Bronchography
Bronchography, also referred to as bronchogram or laryngography, is a radiographic procedure that evaluates the interior passageways of the larynx, trachea, and bronchi. Although its use has declined with advancements in imaging technologies like CT scans and MRIs, bronchography serves to identify structural or functional abnormalities in the lower respiratory tract. Common conditions assessed through this procedure include bronchiectasis, hemoptysis, chronic bronchitis, chronic pneumonia, and lung tumors.

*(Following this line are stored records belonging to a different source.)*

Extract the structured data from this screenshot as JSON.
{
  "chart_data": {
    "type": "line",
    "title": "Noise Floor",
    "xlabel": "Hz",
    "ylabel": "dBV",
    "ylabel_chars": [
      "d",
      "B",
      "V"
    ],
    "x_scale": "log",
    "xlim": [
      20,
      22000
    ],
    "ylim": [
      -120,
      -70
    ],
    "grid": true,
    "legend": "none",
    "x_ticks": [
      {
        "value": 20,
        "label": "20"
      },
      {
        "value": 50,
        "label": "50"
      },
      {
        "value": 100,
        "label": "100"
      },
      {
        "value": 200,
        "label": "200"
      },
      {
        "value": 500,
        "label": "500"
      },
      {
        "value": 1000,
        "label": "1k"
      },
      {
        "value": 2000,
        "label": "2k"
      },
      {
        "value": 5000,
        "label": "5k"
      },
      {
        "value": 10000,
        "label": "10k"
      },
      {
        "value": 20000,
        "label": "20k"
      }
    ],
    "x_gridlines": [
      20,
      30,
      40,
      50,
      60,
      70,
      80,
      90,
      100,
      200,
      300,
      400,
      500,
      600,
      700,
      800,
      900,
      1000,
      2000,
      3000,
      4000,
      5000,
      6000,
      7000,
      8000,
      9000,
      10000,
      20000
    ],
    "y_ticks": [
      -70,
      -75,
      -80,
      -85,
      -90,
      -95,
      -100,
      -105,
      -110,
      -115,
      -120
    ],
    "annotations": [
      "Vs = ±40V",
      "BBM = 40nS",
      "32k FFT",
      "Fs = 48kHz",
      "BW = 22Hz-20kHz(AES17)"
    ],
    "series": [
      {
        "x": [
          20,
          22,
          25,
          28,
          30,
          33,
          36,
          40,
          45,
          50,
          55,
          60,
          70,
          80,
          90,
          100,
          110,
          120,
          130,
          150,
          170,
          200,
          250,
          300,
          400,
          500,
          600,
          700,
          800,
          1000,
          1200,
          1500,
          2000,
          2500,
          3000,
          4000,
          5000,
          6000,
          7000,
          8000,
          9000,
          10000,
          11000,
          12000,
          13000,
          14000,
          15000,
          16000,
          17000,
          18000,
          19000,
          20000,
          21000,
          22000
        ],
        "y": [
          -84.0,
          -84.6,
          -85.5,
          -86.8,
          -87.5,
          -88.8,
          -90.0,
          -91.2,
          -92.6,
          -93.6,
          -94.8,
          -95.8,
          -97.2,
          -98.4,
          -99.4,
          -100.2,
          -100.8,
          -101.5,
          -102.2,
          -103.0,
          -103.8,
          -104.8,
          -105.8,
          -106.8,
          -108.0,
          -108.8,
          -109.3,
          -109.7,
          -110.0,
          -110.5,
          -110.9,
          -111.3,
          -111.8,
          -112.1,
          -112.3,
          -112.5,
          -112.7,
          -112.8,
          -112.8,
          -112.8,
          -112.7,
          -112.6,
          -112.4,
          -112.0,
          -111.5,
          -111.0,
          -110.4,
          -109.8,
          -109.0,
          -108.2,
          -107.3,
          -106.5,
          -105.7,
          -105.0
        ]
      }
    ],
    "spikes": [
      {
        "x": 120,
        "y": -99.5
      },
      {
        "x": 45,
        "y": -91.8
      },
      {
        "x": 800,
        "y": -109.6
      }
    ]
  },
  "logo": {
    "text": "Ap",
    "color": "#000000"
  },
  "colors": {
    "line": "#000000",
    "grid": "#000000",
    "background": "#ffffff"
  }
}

Prior to the procedure, patients are required to fast and maintain oral hygiene. The process involves sedation, numbing the throat, and using a bronchoscope to administer a contrast dye that coats the airways, enabling X-ray imaging. Post-procedure, patients are monitored for vital signs and may experience a sore throat. A follow-up chest X-ray is often conducted to ensure the contrast dye has cleared from the airways. While bronchography can provide valuable diagnostic information, it carries risks such as infection and airway obstruction, especially in individuals with pre-existing respiratory conditions.
On this Page
Subject Terms
Bronchography
ALSO KNOWN AS: Bronchogram, laryngography
DEFINITION: Bronchography is a radiographic evaluation that examines the interior passageways of the larynx, trachea, and bronchi. Bronchography is only used occasionally because of technological advances with computed tomography (CT) scans, bronchoscopy, magnetic resonance imaging (MRI), and High-Resolution CT.
Cancers diagnosed:Lung cancers
Why performed: Bronchography examines structural or functional abnormalities of the lower respiratory tract. Abnormalities commonly investigated with bronchography include bronchiectisis, hemoptysis, chronic bronchitis, chronic pneumonia, and tumors.
Patient preparation: The patient is asked not to eat or drink for several hours before the procedure. The patient may also be asked to perform thorough mouth hygiene before the procedure.
Steps of the procedure: The patient is asked to remove all clothing, jewelry, and dentures; to dress in a gown, and to empty the bladder. Vital signs (such as blood pressure and respiratory rate) are taken. The patient is positioned on a table that can tilt in various directions. The patient may also be given a sedative. Next, numbing medication is injected into the back of the patient’s throat to prevent gagging. Finally, the physician passes the bronchoscope down the back of the throat into the trachea and bronchi. Contrast dye is released from the bronchoscope as it advances. The dye forms a coating on the lining of the interiors of the bronchi, trachea, and larynx. The physician then takes several X-rays from different positions, after which the bronchoscope is removed.
After the procedure: The patient is moved to a recovery room and has vital signs monitored for several hours post procedure. The patient will not be allowed to eat or drink until the gag reflex has returned. The patient may be asked to gently cough up any remaining contrast dye. Normal diet may be resumed after the procedure. The throat may feel sore after bronchography. A follow-up chest X-ray is often performed twenty-four to forty-eight hours after the bronchography to verify the removal of the contrast dye from the airways.
Risks: Risks of the procedure include infection or pneumonia and airway obstruction from the contrast dye in patients with emphysema or chronic obstructive pulmonary disease (COPD).
Results: The contrast dye allows the physician to assess the likely presence or absence of respiratory system abnormalities, such as tumors, in the larynx, trachea, or bronchi. If abnormalities are detected, then the physician will either perform a confirmatory diagnostic procedure or devise a treatment plan based on the specific test results.
Bibliography
Ferretti, G. R., et al. "Benign Abnormalities and Carcinoid Tumors of the Central Airways: Diagnostic Impact of CT Bronchography." Amer. Journal of Roentgenology, vol. 174.5, 2000, pp. 1307–1313.
Joseph, T. M., and T. Reghunath. "An Alternative Contrast Medium for Bronchography." Indian Journal of Thoracic and Cardiovascular Surgery, vol. 6.1, 1989–90, pp. 82–83.
Holland, Robert H. "A Simple Technique for Bronchography." JAMA, vol. 165.14, 1957, pp. 1819–1820.
McGuinness, Georgeann, and David P. Naidich. "CT of Airways Disease and Bronchiectasis." Radiologic Clinics of North America, vol. 40, no. 1, 2002, pp. 1-19, doi.org/10.1016/S0033-8389(03)00105-2. Accessed 17 June 2024.
Sarkar, P., et al. "The Role of Computed Tomography Bronchography in the Management of Bronchopleural Fistulas." Journal of Thoracic Imaging, vol. 25.1, 2010, pp. W10–W13.
Shimuzu, K., et al. "Segmentectomy Guided by Three-Dimensional Computed Tomography Angiography and Bronchography." Interactive Cardiovascular and Thoracic Surgery, vol. 15.2, 2012, pp. 194–196.
Thompson, I. M., et al. "Evaluation of Contrast Media for Bronchography." Pediatric Radiology, vol. 27.7, 1997, pp. 598–605.